В деревне бушевал сухой ветер, кружился в дьявольской пляске, ломал яблони, высаживал оконные стекла, ерошил гонтовые кровли, поднимал столбом и разметывал стога, яростно хлопал ставнями. У одного из Лампартеров он опрокинул соляную подводу вместе с двумя быками. Лампартеру пришлось заколоть животных, так как у них были переломаны ноги. За два дня до Сочельника не было никаких примет Рождества. Хоть и пахло дождем, а небо вдруг вновь голубело. Ветер то нагонял, то рассеивал облака. Огороды шелестели сухой травой, а Эммер почти пересох. Звери в лесу страдали от жажды. И удивительнее всего, что на ивах появились сережки.

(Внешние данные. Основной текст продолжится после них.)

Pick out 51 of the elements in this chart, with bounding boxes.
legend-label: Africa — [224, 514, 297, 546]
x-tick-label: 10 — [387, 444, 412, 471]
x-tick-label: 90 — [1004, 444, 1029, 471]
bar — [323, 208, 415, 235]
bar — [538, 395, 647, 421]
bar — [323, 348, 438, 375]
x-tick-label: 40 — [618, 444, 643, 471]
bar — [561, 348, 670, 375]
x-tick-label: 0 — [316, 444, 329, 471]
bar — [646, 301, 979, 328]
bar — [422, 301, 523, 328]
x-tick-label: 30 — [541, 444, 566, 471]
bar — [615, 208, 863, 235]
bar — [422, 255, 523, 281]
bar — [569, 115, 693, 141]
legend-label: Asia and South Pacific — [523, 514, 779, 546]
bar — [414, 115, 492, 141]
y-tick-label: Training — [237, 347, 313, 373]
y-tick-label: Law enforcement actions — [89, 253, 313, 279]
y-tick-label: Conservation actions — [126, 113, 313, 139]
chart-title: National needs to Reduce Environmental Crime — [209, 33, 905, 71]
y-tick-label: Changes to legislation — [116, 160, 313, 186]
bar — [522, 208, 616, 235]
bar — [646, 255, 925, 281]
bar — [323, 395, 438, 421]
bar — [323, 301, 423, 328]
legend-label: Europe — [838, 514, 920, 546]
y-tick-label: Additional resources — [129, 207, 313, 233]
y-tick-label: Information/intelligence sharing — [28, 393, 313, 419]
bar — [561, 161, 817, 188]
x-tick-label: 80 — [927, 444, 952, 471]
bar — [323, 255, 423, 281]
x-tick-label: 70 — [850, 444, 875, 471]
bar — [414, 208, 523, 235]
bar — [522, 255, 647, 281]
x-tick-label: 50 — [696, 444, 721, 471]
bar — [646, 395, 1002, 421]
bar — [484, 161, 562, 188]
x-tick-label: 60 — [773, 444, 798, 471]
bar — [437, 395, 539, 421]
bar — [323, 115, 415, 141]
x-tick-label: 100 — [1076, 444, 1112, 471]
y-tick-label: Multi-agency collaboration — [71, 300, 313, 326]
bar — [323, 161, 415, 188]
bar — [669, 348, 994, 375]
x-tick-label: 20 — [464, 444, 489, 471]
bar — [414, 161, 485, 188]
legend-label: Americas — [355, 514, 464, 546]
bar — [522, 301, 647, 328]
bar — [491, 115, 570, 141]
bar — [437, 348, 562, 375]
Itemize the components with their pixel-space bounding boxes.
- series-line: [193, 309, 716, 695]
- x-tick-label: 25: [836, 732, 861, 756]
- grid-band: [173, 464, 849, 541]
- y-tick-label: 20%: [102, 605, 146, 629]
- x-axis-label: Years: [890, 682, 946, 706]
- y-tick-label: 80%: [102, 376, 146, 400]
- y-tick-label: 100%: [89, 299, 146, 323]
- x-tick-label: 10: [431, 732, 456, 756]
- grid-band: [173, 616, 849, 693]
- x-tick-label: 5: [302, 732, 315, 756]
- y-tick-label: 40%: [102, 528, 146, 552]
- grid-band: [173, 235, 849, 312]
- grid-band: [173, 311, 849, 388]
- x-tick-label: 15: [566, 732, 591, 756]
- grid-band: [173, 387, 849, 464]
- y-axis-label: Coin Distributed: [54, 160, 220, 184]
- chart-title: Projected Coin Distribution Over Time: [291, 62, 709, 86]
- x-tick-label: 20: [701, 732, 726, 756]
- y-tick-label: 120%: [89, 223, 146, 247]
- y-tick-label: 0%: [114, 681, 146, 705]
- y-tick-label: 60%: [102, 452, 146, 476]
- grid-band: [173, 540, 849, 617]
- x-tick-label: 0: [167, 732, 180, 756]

24 декабря 1815 года вроде бы наступило затишье. Ветер повернул на север, порывы его улеглись, хотя иногда еще сотрясали стены домов и сараев. Было тепло и сухо. На улицу выходили налегке, в рубашках. В эти дни и ночи никто из эшбержцев не отваживался разводить огонь, даже свечей для молитвы не зажигали. Каждый знал, даже дети — из суровых назиданий взрослых и читая это по внезапно остекленевшим глазам стариков, — какие беды может натворить огонь в пору разгула суховея. Один из Лампартеров бродил в Сочельник от двора к двору, запрещая всякому, иногда даже применяя силу, зажигать елочные свечи. Он незаметно подкрадывался к окнам, заглядывал в комнаты и хлевы и нигде не увидел ни искры. Он совал нос в печные трубы, но дымом даже не пахло. Успокоенный, вернулся он домой и надел воскресный костюм, готовясь идти ко всенощной.

А в ущелье, разрезавшем Петрифельс, в мутном вечернем сумраке затаился Петер Альдер. Он сидит там уже невесть сколько времени, как жаба в норке. Он держит в руке трутовый гриб, готовый вспыхнуть от малой искры. Уж теперь-то он его пустит в дело. Рядом мурлычет рыжий кот, любимец сестры Петера Эльзбет. Петер всегда берет его с собой, когда тяжело на душе.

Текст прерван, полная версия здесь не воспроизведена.